You may have seen a lot of social media posts that spark debates, or you may have started some of your own in the comments, eventually creating a thread 40 statements long. Just asking a question with pure innocence usually results with someone sassily telling you that google is free. It probably makes you angry and leaves you wondering why they can’t just spit out a few words on a keyboard that will make everything oh-so clear for you.

The same thing goes for a face-to-face conversation. People sometimes dismiss a question, tell you to google it for a better answer, or just change the subject.
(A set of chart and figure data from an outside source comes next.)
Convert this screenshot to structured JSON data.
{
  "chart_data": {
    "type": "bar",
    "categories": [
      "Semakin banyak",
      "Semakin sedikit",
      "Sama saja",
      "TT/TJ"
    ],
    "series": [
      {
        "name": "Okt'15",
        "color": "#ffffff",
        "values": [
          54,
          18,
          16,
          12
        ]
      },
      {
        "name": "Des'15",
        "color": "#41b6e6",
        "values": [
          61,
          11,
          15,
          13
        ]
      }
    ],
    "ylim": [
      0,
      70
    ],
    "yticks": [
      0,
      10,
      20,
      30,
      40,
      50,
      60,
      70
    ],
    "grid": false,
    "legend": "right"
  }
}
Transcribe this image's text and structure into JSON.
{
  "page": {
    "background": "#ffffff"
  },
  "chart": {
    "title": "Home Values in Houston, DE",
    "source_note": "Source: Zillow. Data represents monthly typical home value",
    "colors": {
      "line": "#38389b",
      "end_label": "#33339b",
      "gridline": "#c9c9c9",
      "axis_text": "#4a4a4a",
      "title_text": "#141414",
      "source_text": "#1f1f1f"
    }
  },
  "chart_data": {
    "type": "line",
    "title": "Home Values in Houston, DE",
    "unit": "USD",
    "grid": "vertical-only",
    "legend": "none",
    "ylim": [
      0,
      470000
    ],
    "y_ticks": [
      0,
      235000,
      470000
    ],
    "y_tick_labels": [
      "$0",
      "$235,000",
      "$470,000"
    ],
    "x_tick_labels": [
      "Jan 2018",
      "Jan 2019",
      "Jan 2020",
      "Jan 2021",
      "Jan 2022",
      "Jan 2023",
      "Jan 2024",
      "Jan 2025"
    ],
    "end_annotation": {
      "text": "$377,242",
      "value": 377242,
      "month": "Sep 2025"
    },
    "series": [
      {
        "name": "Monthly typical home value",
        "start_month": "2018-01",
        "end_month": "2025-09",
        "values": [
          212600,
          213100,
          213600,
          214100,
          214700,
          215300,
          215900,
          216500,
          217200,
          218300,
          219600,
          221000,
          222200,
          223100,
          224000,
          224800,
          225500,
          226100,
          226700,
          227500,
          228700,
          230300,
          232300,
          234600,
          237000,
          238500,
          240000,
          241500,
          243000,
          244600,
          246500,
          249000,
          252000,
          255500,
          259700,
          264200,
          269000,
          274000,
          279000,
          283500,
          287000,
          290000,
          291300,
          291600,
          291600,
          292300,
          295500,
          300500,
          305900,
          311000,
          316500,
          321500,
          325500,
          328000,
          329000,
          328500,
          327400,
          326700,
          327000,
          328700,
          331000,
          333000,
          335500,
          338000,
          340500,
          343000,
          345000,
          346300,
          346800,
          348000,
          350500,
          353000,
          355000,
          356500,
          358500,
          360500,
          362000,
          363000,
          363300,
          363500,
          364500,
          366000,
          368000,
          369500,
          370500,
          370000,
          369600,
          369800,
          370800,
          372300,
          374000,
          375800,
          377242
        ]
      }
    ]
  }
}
Some people might have the spoons to explain things, but other people might not, and that’s perfectly fine. ‘No’ is a complete sentence, and that includes telling other people that they aren’t obligated to expend emotional labor to answer questions.

If you’re part of the LGBT+ community, chances are you’ve heard the same questions over and over again. “How did you even figure out you were trans/gay?” “How does being nonbinary work?” “Can you be trans and gay at the same time?” It gets exhausting answering the same questions time and time again. There are even allyship guides that are created for people to read to prevent these questions being repeatedly asked of the LGBT community.

But should the community be doing that? Why can’t they take a second to say or type out a reply instead of forcing the people outside of the community–commonly called ‘cishets’, cis being not transgender and het short for heterosexual–to do their own work looking things up and searching for information?

Explaining the same answer over and over again is hard; it takes an emotional toll that a lot of people in the community refer to as ‘emotional labor‘– which is a word applied to a lot of other situations too.

The added emotional labor of finding proper sources, alongside what we already know, typing out a reply, and often having arguments to protect your LGBT+ siblings is tiring, even if you want to educate. I know people who keep note folders on their phone dedicated to pasted links to articles so they don’t have to look them up in the moment.

Who’s asking, though? Don’t most people know how to use google for mostly anything at this point? The answer: Baby boomers and Gen X.

They’re the ones who tend to be the most ignorant, the most hostile, the most bigoted, and most demanding when it comes to LGBT+ people, even if they’re accepting. However, those generations can also be some of the most accepting people and make you feel more validated than anyone else.

But on the other end of the stick, the demanding and rude ones will rebuttal a link with a demand for a personal explanation or experience, another article, or something I haven’t come across or could possibly imagine. They refute a suggestion to google it, because the answer is better found within personal research, and yell at me to give them a better answer.

In real life, they take your brush-off, your google suggestion, your ‘I can’t give a good answer right now, but there are some articles I could send you later!’ as a rude move. They consider it something that tells the other person you don’t like or care about them enough to actually explain.

So why don’t we just ignore them? Well, especially face-to-face, it’s seen as disrespectful, and most LGBT+ people (and allies) want to educate people, particularly people who want to learn. But Baby Boomers and Gen X-ers are especially hard to educate because they tend to be set in their ways, even if they’re the ones who have asked the question. In person can be especially dangerous because LGBT+ people are highly likely to be the victims of crime.

People aren’t required to tell you things, and it shouldn’t be demanded. Imagine if you were forced to explain why you should have the rights you do as a straight person, a cis person, or a white person. It gets tiring.